One very common form of doctor deception is spinning a patient's prognosis to be more favorable than it actually is. This survey found that 55 percent of doctors had done that in the last year. This seems more excusable, somehow, than outright lying because it involves the tricky business of giving or taking away hope, which can be a vital ingredient in a patient's recovery.

There is also the touchy topic of disclosing errors made during treatment. The survey found that 34 percent of doctors did not "completely agree" that they "should disclose all significant medical errors to affected patients." About 20 percent of the physicians said they had not "fully disclosed a mistake to a patient because they were afraid of being sued." That's not good, especially since it's been shown that filling patients in on errors in an upfront matter and apologizing right off the bat can actually reduce the likelihood that a lawsuit will be brought.

For the most part, thank God, it doesn't seem like most doctors are sneaky and trying to mislead you. Rather, it's that they're forced to navigate incredibly complicated scenarios all day long, and they sometimes miscalculate the right approach or they end up saying something the turns out not to be true. Can you really blame them? We all make mistakes at our job, and we don't always correct them in the most honest way possible. Can we expect more from doctors? I guess it depends on what's at stake in a given scenario. The researchers say they don't know the effect of these untruths, but they speculate they might make patients, "less able to make health care decisions that reflect their values and goals." And indeed, especially in the case of delivering an honest and accurate prognosis, that can make a big difference in how people choose to be treated.

Beyond making judgment calls during treatment, there are some other behaviors the survey uncovered which are pretty disturbing. First, 28 percent of doctors said they'd "intentionally or unintentionally revealed to an unauthorized person health information about one of [their] patients." What's up with that, doc? Not cool. Second, 35 percent of doctors didn't agree that they should "disclose financial relationships with drug and device companies to their patients." That, of anything, seems the most disturbing and nefarious because it can affect treatment options in ways patients might not even think to ask about.


If you don't like the idea of your doctor telling little white lies—or taking money from a pharmaceutical company behind your back!—you can do two things. One, you can try to go to women and minority doctors, because the survey found they were more likely to favor openness and honesty than white, male doctors were. The researchers speculate that this is because their minority status in the world of doctors means they feel more compelled to strictly adhere to professional codes of conduct. Of course, that's certainly not a foolproof method for finding an honest doctor. So the very best thing you can do is to be proactive about asking questions of whatever doctor you're seeing and not just assuming that whatever he or she says is a pure truth delivered straight from the mouth of a medicine God.

1 in 10 Doctors Admit Lying in the Past Year [LiveScience]

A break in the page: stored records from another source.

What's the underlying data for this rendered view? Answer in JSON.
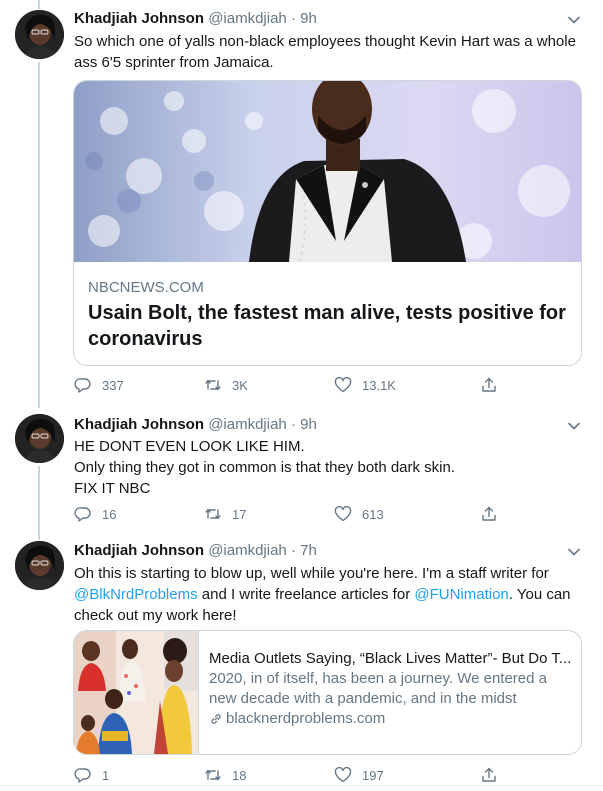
{
  "tweets": [
    {
      "name": "Khadjiah Johnson",
      "handle": "@iamkdjiah",
      "dot": "·",
      "time": "9h",
      "lines": [
        "So which one of yalls non-black employees thought Kevin Hart was a whole",
        "ass 6'5 sprinter from Jamaica."
      ],
      "card": {
        "domain": "NBCNEWS.COM",
        "title": "Usain Bolt, the fastest man alive, tests positive for coronavirus"
      },
      "actions": {
        "replies": "337",
        "retweets": "3K",
        "likes": "13.1K"
      }
    },
    {
      "name": "Khadjiah Johnson",
      "handle": "@iamkdjiah",
      "dot": "·",
      "time": "9h",
      "lines": [
        "HE DONT EVEN LOOK LIKE HIM.",
        "Only thing they got in common is that they both dark skin.",
        "FIX IT NBC"
      ],
      "actions": {
        "replies": "16",
        "retweets": "17",
        "likes": "613"
      }
    },
    {
      "name": "Khadjiah Johnson",
      "handle": "@iamkdjiah",
      "dot": "·",
      "time": "7h",
      "text": {
        "part1": "Oh this is starting to blow up, well while you're here. I'm a staff writer for",
        "mention1": "@BlkNrdProblems",
        "part2": " and I write freelance articles for ",
        "mention2": "@FUNimation",
        "part3": ". You can",
        "part4": "check out my work here!"
      },
      "card": {
        "title": "Media Outlets Saying, “Black Lives Matter”- But Do T...",
        "desc_line1": "2020, in of itself, has been a journey. We entered a",
        "desc_line2": "new decade with a pandemic, and in the midst",
        "link": "blacknerdproblems.com"
      },
      "actions": {
        "replies": "1",
        "retweets": "18",
        "likes": "197"
      }
    }
  ],
  "colors": {
    "text": "#14171a",
    "secondary": "#657786",
    "link": "#1da1f2",
    "border": "#ccd6dd"
  },
  "icons": [
    "chevron-down-icon",
    "reply-icon",
    "retweet-icon",
    "like-icon",
    "share-icon",
    "link-icon"
  ]
}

Image via Tyler Olson/Shutterstock.


Violet Baudelaire

Question - are there any statistics on the hospitals and environments where women and minority doctors tend to work and the fields they tend to work in, and that information versus how likely they are to be sued? I know it's stereotypical, but there is a belief out there that women and minorities tend to work in family and ob-gyn practice, and potentially I could see how they would disproportionately be likely to work in smaller, poorer, more minority areas. Poor people at an inner city hospital are going to be far less likely to sue, and not to sound absolutely horrible but the risks treating them from a malpractice standpoint are much, much lower. Similarly, I know that some fields - say, anesthesiology - have really high rates of malpractice suits and I wonder if the fields that tend to be women and minority dominated happen to have low rates. If any of this is true, then women and minorities are not necessarily nicer people*, but simply they work with more freedom to be honest without fear of repercussion.

*At least in this case. They may in fact be nicer people in general for working in these places and helping those who need it have good health care. Shout out to you, planned parenthood doctors who work for very little and see a lot of shit.